The findings of this study should be considered within the context of several limitations. First, the modest sample size suggests that generalization of these findings should be made with caution. Second, the mean family income in this sample was higher than expected; however, the socioeconomic status of the IBD population is likely negatively skewed compared to other disease populations based on the overrepresentation of Caucasians diagnosed with IBD. Nevertheless, because nonadherence in this sample was similar to that found in other populations, it is unlikely that socioeconomic factors influenced the primary outcome variable in this study. Third, the adherence measures utilized in this study represent assessment tools that can readily be used in clinic or via follow-up telephone contact. Yet more detailed information regarding patterns of nonadherence would likely have been available with the use of electronic monitoring of medication adherence. Finally, the extent to which metabolism of 6-MP/AZA was affected by liver functioning is not known, as these tests were not conducted simultaneously with 6-TGN/6-MMPN assays.

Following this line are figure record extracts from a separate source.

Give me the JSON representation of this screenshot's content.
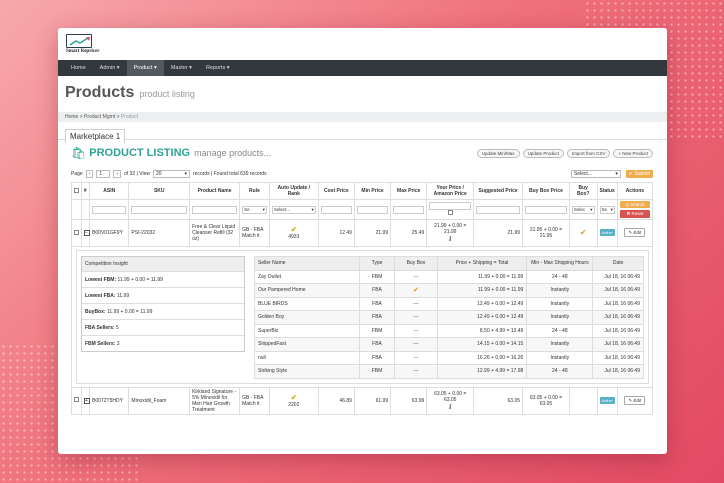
{
  "app": {
    "logo_text": "Smart Repricer"
  },
  "nav": [
    "Home",
    "Admin",
    "Product",
    "Master",
    "Reports"
  ],
  "nav_active": "Product",
  "page": {
    "title": "Products",
    "subtitle": "product listing"
  },
  "breadcrumb": [
    "Home",
    "Product Mgmt",
    "Product"
  ],
  "tab": "Marketplace 1",
  "listing": {
    "title": "PRODUCT LISTING",
    "subtitle": "manage products...",
    "buttons": [
      "Update Min/Max",
      "Update Product",
      "Import from CSV",
      "+ New Product"
    ]
  },
  "pager": {
    "page_label": "Page",
    "page": "1",
    "of": "of 32 | View",
    "view": "20",
    "records": "records | Found total 639 records",
    "select": "Select...",
    "submit": "✔ Submit"
  },
  "columns": [
    "#",
    "ASIN",
    "SKU",
    "Product Name",
    "Rule",
    "Auto Update / Rank",
    "Cost Price",
    "Min Price",
    "Max Price",
    "Your Price / Amazon Price",
    "Suggested Price",
    "Buy Box Price",
    "Buy Box?",
    "Status",
    "Actions"
  ],
  "filters": {
    "rule": "Se",
    "auto": "Select...",
    "buybox": "Selec",
    "status": "Se",
    "search": "Q Search",
    "reset": "✖ Reset"
  },
  "rows": [
    {
      "asin": "B00V01GF9Y",
      "sku": "PSI-22032",
      "name": "Free & Clear Liquid Cleanser Refill (32 oz)",
      "rule": "GB - FBA Match it",
      "rank": "4933",
      "cost": "12.49",
      "min": "21.99",
      "max": "25.49",
      "your": "21.99 + 0.00 = 21.99",
      "suggested": "21.99",
      "buybox": "21.95 + 0.00 = 21.95",
      "status": "Active",
      "edit": "✎ Edit"
    },
    {
      "asin": "B0072T5HDY",
      "sku": "Minoxidil_Foam",
      "name": "Kirkland Signature - 5% Minoxidil for Men Hair Growth Treatment",
      "rule": "GB - FBA Match it",
      "rank": "2202",
      "cost": "46.89",
      "min": "61.99",
      "max": "63.99",
      "your": "63.05 + 0.00 = 63.05",
      "suggested": "63.05",
      "buybox": "63.05 + 0.00 = 63.05",
      "status": "Active",
      "edit": "✎ Edit"
    }
  ],
  "competition": {
    "title": "Competition Insight",
    "items": [
      {
        "label": "Lowest FBM:",
        "value": "11.99 + 0.00 = 11.99"
      },
      {
        "label": "Lowest FBA:",
        "value": "11.99"
      },
      {
        "label": "BuyBox:",
        "value": "11.99 + 0.00 = 11.99"
      },
      {
        "label": "FBA Sellers:",
        "value": "5"
      },
      {
        "label": "FBM Sellers:",
        "value": "3"
      }
    ]
  },
  "sellers": {
    "headers": [
      "Seller Name",
      "Type",
      "Buy Box",
      "Price + Shipping = Total",
      "Min - Max Shipping Hours",
      "Date"
    ],
    "rows": [
      [
        "Zay Outlet",
        "FBM",
        "---",
        "11.99 + 0.00 = 11.99",
        "24 - 48",
        "Jul 18, 16 06:49"
      ],
      [
        "Our Pampered Home",
        "FBA",
        "✔",
        "11.99 + 0.00 = 11.99",
        "Instantly",
        "Jul 18, 16 06:49"
      ],
      [
        "BLUE BIRDS",
        "FBA",
        "---",
        "12.49 + 0.00 = 12.49",
        "Instantly",
        "Jul 18, 16 06:49"
      ],
      [
        "Golden Boy",
        "FBA",
        "---",
        "12.49 + 0.00 = 12.49",
        "Instantly",
        "Jul 18, 16 06:49"
      ],
      [
        "SuperBiz",
        "FBM",
        "---",
        "8.50 + 4.99 = 13.49",
        "24 - 48",
        "Jul 18, 16 06:49"
      ],
      [
        "ShippedFast",
        "FBA",
        "---",
        "14.15 + 0.00 = 14.15",
        "Instantly",
        "Jul 18, 16 06:49"
      ],
      [
        "null",
        "FBA",
        "---",
        "16.26 + 0.00 = 16.26",
        "Instantly",
        "Jul 18, 16 06:49"
      ],
      [
        "Striking Style",
        "FBM",
        "---",
        "12.99 + 4.99 = 17.98",
        "24 - 48",
        "Jul 18, 16 06:49"
      ]
    ]
  }
}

Future research efforts focusing on large-scale examination of nonadherence in this population is needed to establish generalizability and improve assessment methods; this is currently under way. Second, research should examine the value-added contribution of adherence assessment via electronic monitors. The additional data from such an approach would inevitably result in further empirical questions regarding timing and patterns of dosing, and would be useful in developing treatment protocols and calculating optimal timing of such interventions. Additionally, longitudinal approaches to data analyses are needed to examine the predictive utility of various assessments for future adherence behavior. Moreover, statistical and pharmacokinetic modeling of adherence is warranted based on the novelty of this area of research. Finally, studies examining trajectories of adherence during patients' transition from pediatric to adult health care are critical to understanding the changes in disease management behavior and potential points of intervention during this poorly understood developmental period for patients with IBD.